What is the actual size of a 20x20x1 air filter?

Approximately 19.5" × 19.5" × 0.75" actual, though exact dimensions vary by manufacturer (typically within ±0.125"). The 0.5-inch undersize per face dimension is intentional — filters must slide into the track with clearance. Always match filters to filter slot using the nominal size string (e.g., "20x20x1"), not measured dimensions. Any 20×20×1 nominal filter from any manufacturer will fit a 20×20×1 return grille.

Is a HEPA-type filter the same as a true HEPA filter?

No. True HEPA is a certified standard requiring 99.97% particle capture at 0.3 microns. HEPA-type is a marketing term with no regulated performance requirement — a HEPA-type filter may perform at MERV 12-13 level (90% efficiency at 0.3µm), well below true HEPA. Encode filter_type as "true-hepa" for certified products and "hepa-type" for uncertified marketing claims to allow AI agents to differentiate based on certification.

How much CFM does a 6-inch round duct carry?

At the ACCA Manual D residential design standard of 0.1 in. wg. friction rate per 100 equivalent feet, a 6-inch round duct carries approximately 100 CFM. This is the capacity at acceptable noise levels (around 500-600 FPM air velocity). For reference: 4 inch = 50 CFM, 8 inch = 175 CFM, 10 inch = 275 CFM, 12 inch = 420 CFM. Undersizing duct causes excessive velocity, high noise, and static pressure that reduces total system airflow delivered.

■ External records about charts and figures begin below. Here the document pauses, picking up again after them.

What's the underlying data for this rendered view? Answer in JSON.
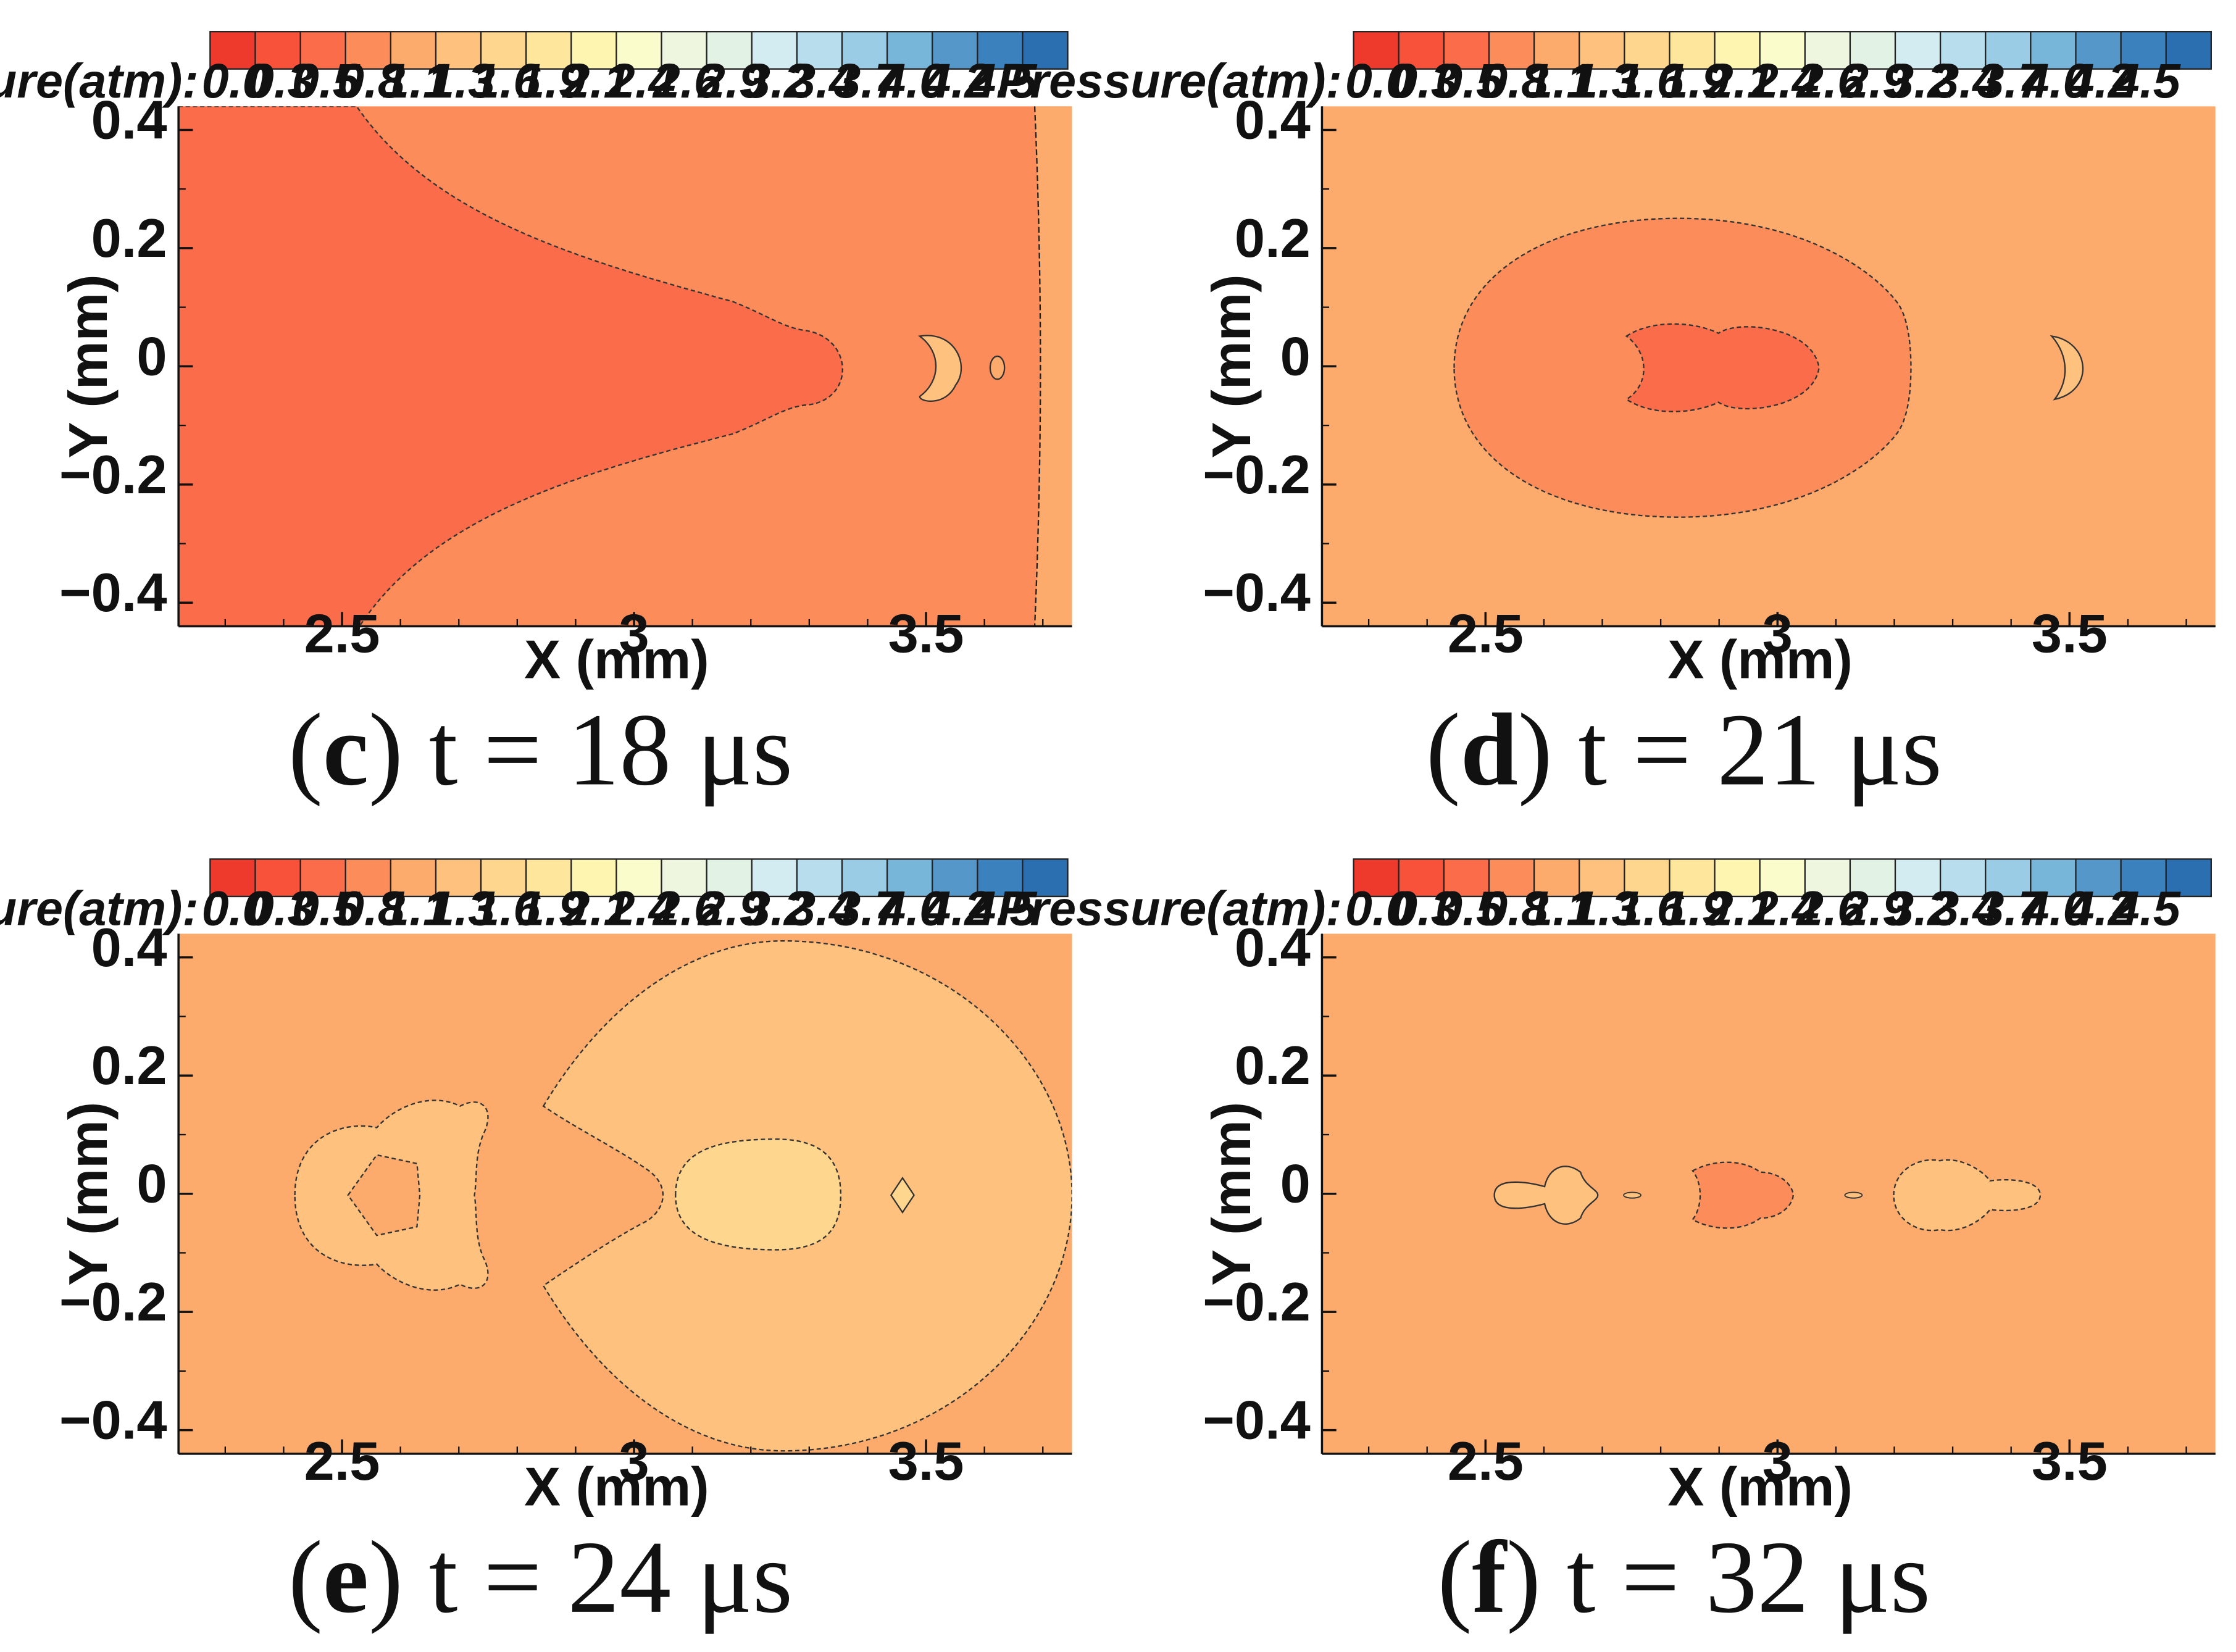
{
  "figure": {
    "colorbar": {
      "label": "Pressure(atm):",
      "ticks": [
        "0.0",
        "0.3",
        "0.5",
        "0.8",
        "1.1",
        "1.3",
        "1.6",
        "1.9",
        "2.1",
        "2.4",
        "2.6",
        "2.9",
        "3.2",
        "3.4",
        "3.7",
        "4.0",
        "4.2",
        "4.5"
      ],
      "colors": [
        "#ee3a2c",
        "#f8523a",
        "#fa6c4a",
        "#fc8c59",
        "#fdab6d",
        "#fec17e",
        "#fed68d",
        "#fee69d",
        "#fef6b0",
        "#fbfccc",
        "#eef6df",
        "#e2f2e4",
        "#d2ecf2",
        "#b8ddec",
        "#9acde5",
        "#78b6d9",
        "#5597c9",
        "#3a81bd",
        "#2b6fb0"
      ]
    },
    "axis_labels": {
      "x": "X (mm)",
      "y": "Y (mm)"
    },
    "x_tick_labels": [
      "2.5",
      "3",
      "3.5"
    ],
    "y_tick_labels": [
      "0.4",
      "0.2",
      "0",
      "−0.2",
      "−0.4"
    ],
    "captions": [
      {
        "letter": "c",
        "text": ") t = 18 μs"
      },
      {
        "letter": "d",
        "text": ") t = 21 μs"
      },
      {
        "letter": "e",
        "text": ") t = 24 μs"
      },
      {
        "letter": "f",
        "text": ") t = 32 μs"
      }
    ]
  },
  "chart_data": [
    {
      "type": "heatmap",
      "title": "(c) t = 18 μs",
      "xlabel": "X (mm)",
      "ylabel": "Y (mm)",
      "xlim": [
        2.22,
        3.75
      ],
      "ylim": [
        -0.44,
        0.44
      ],
      "x_ticks": [
        2.5,
        3,
        3.5
      ],
      "y_ticks": [
        0.4,
        0.2,
        0,
        -0.2,
        -0.4
      ],
      "variable": "Pressure (atm)",
      "value_range": [
        0.0,
        4.5
      ],
      "background_level": "0.5",
      "regions": [
        {
          "name": "low-pressure wedge",
          "level": "0.3",
          "x_extent": [
            2.22,
            3.37
          ]
        },
        {
          "name": "bubble fragment",
          "level": "0.8",
          "x": 3.53,
          "y": 0.0
        },
        {
          "name": "shock front",
          "x": 3.72
        }
      ]
    },
    {
      "type": "heatmap",
      "title": "(d) t = 21 μs",
      "xlabel": "X (mm)",
      "ylabel": "Y (mm)",
      "xlim": [
        2.22,
        3.75
      ],
      "ylim": [
        -0.44,
        0.44
      ],
      "x_ticks": [
        2.5,
        3,
        3.5
      ],
      "y_ticks": [
        0.4,
        0.2,
        0,
        -0.2,
        -0.4
      ],
      "variable": "Pressure (atm)",
      "value_range": [
        0.0,
        4.5
      ],
      "background_level": "0.8",
      "regions": [
        {
          "name": "elliptical low-pressure zone",
          "level": "0.5",
          "x_extent": [
            2.45,
            3.23
          ]
        },
        {
          "name": "bubble core",
          "level": "0.3",
          "x_extent": [
            2.73,
            3.07
          ]
        },
        {
          "name": "bubble fragment",
          "level": "1.1",
          "x": 3.49,
          "y": 0.0
        }
      ]
    },
    {
      "type": "heatmap",
      "title": "(e) t = 24 μs",
      "xlabel": "X (mm)",
      "ylabel": "Y (mm)",
      "xlim": [
        2.22,
        3.75
      ],
      "ylim": [
        -0.44,
        0.44
      ],
      "x_ticks": [
        2.5,
        3,
        3.5
      ],
      "y_ticks": [
        0.4,
        0.2,
        0,
        -0.2,
        -0.4
      ],
      "variable": "Pressure (atm)",
      "value_range": [
        0.0,
        4.5
      ],
      "background_level": "0.8",
      "regions": [
        {
          "name": "expanding pressure wave",
          "level": "1.1",
          "center_x": 3.28,
          "radius": 0.43
        },
        {
          "name": "bubble core",
          "level": "1.3",
          "x_extent": [
            3.07,
            3.36
          ]
        },
        {
          "name": "bubble fragment ring",
          "level": "1.1",
          "x_extent": [
            2.43,
            2.78
          ]
        }
      ]
    },
    {
      "type": "heatmap",
      "title": "(f) t = 32 μs",
      "xlabel": "X (mm)",
      "ylabel": "Y (mm)",
      "xlim": [
        2.22,
        3.75
      ],
      "ylim": [
        -0.44,
        0.44
      ],
      "x_ticks": [
        2.5,
        3,
        3.5
      ],
      "y_ticks": [
        0.4,
        0.2,
        0,
        -0.2,
        -0.4
      ],
      "variable": "Pressure (atm)",
      "value_range": [
        0.0,
        4.5
      ],
      "background_level": "0.8",
      "regions": [
        {
          "name": "bubble fragment",
          "level": "1.1",
          "x_extent": [
            2.55,
            2.7
          ]
        },
        {
          "name": "bubble fragment",
          "level": "0.8",
          "x_extent": [
            2.84,
            3.0
          ]
        },
        {
          "name": "bubble fragment",
          "level": "1.1",
          "x_extent": [
            3.2,
            3.43
          ]
        }
      ]
    }
  ]
}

Can I stack two 1-inch filters in a 2-inch filter slot?

No. Stacked 1-inch filters do not perform like a single 2-inch filter. The second filter is oriented backwards relative to the first filter's airflow direction, increasing turbulence and allowing bypass airflow between filter frames. A 2-inch filter has twice the media area of a 1-inch filter at the same face size, giving lower face velocity, lower static pressure drop, and longer life. Use a single filter matched to the slot depth — thickness_in must match the housing slot depth.